The connections with these companies provided him with an excellent oportunity to purchase supplies from overseas manufacturers. His plan was to order guitar parts from European suppliers, assemble them in Edsmonston Maryland where the guitars bodies were created.
The necks, pickups and electronics originally came from German manufacturer Hofner. The guitars generally were equipped with two slider switches to control on/off function of the pickups, which is typical of Hofner's design of the 1960’s. In the company's later years they made their own pickups, which looked similar to Hofner units.
The tuners were made by Schaller. Kapa made his own bridges and tremolo assemblies. Most KAPA guitars are equipped with the tremolo.
KAPA necks are ultra thin, which is sort of a ’60 thing. Guitarists wanted to play fast and for some odd reason, manufacturers equated this with skinny necks instead of low action. In fact, Gibson ES-335’s of this era had thin necks.
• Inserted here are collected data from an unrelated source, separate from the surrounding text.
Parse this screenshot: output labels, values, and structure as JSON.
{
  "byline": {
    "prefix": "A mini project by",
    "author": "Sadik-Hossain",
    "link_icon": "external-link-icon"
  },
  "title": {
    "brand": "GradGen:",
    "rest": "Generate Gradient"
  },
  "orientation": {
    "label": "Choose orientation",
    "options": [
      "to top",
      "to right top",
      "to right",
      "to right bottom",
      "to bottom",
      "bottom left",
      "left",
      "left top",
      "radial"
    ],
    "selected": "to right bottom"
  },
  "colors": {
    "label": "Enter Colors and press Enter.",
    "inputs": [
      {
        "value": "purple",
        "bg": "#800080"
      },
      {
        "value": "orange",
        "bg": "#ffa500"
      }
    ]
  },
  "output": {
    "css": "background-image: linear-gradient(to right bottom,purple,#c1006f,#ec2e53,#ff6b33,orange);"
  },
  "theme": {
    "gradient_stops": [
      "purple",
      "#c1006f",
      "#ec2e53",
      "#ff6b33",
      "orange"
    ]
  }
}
The bodies also were thin in comparison to Fender and Gibson bodies.
KAPA was able to sell it's instruments at a price well below the competitors.
It was rumored that Fender filed a lawsuit against Kapa in the 1960's, although I cannot seen to find anything to verify a suit. If anyone knows about this, email me.
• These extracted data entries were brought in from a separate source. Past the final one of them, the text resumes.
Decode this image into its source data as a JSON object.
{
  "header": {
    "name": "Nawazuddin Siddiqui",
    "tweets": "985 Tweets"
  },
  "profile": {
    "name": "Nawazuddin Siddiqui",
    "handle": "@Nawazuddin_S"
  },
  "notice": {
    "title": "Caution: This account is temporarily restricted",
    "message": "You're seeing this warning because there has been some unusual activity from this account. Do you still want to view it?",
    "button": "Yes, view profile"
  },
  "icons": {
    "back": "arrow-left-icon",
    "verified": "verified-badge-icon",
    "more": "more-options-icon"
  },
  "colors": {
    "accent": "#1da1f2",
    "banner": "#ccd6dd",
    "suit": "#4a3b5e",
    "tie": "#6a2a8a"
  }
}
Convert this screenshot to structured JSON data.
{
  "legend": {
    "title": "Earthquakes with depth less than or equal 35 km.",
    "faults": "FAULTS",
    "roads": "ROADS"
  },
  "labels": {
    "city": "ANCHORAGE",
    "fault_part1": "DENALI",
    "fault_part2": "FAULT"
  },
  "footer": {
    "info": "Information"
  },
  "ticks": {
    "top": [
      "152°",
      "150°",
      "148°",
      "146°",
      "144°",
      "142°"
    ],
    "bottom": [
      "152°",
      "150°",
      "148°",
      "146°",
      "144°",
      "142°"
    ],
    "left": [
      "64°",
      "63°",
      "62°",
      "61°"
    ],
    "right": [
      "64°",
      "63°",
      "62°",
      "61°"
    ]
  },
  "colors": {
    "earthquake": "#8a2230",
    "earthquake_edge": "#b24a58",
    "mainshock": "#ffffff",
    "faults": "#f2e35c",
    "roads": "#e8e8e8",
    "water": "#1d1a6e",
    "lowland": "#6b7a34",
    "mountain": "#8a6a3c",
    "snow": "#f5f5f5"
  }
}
It is interesting that KAPA 12 string guitars came out around the same time that Fender released the Fender XII.
The cost of the KAPA was almost half of the Fender instrument.
To the unfamiliar, one could mistake a KAPA for a Fender guitar, based on it's Jaguar and Stratocaster-like shapes and the shape of the headstock. The KAPA logo used script on the headstock was very similar to what we call the Fender Spaghetti script. However the KAPA logo had a circle with a crest in the middle that was similar to the Veneman family crest.
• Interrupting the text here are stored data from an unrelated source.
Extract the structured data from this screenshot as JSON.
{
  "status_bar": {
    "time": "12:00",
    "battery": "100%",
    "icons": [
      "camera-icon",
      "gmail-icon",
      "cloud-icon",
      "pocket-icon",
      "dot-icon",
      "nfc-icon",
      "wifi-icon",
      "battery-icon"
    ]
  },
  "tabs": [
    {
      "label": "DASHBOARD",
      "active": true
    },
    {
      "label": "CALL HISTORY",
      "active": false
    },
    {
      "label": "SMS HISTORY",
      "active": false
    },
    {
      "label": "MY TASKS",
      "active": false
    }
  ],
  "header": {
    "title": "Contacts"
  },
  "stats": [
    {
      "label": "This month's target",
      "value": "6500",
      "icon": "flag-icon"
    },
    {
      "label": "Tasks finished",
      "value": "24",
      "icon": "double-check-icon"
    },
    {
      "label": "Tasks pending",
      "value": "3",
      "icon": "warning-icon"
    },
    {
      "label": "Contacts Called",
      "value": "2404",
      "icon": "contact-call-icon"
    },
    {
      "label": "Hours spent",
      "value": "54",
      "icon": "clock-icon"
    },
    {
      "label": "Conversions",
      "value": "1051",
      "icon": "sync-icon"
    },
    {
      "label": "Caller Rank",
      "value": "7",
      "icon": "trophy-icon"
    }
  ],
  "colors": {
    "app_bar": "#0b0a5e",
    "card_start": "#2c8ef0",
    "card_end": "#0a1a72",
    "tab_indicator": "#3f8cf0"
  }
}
KAPA guitars were founded on some great principals set up by the Venemans. The instruments were well made, playable and affordable. Plus they were made in the USA.
The guitar boom eventually wound down. Competition was fierce. And Asian made instruments were getting better all the time.
During the companies final years some of the production was outsourced to Japan, no doubt due to the high cost of labor.
Finally in 1970 KAPA ceased production and sold it's assets to Mosrite and Microfret Guitar Companies. Mosrite also outsourced the KAPA instruments production to Japan.
One of the earliest models produced by KAPA was called The Challenger which had a Strat-like body. In 1966 the name was changed to The Continental, which had a slightly different shape.
The Cobra was a slightly smaller instrument with just one pickup. The Wildcat was another instrument that slightly resembled a Stratocaster and it had three pickups.
One of the more well known KAPA guitars was called The Minstrel.
This was a 12 string guitar that had a tear drop shaped body sort of resembling an electric lute.
These instruments were also being produced during the same time Vox was selling guitars and the Vox Teardrop was one of their most popular models.
KAPA also made a hollow body model called the 506. It resembled a Gibson ES-335. The headstock on this guitar was three-on-a-side. The KAPA script was engraved, instead of being placed as a decal.
The metal trapeze tailpiece was also engraved with the KAPA name and was similar to one Hofner used on their guitars. This guitar was built in Japan with German parts. There were other guitars in the KAPA 500 series, all were made in Japan.
KAPA guitars are still available through collectors and sellers. If set up properly they are nice and affordable players.
It is also wonderful that KAPA guitars were a product of the United States.
I have recently learned of the passing of Koob Veneman. May God bless him and his family. He left his mark in the history as a luthier and enteprenuer.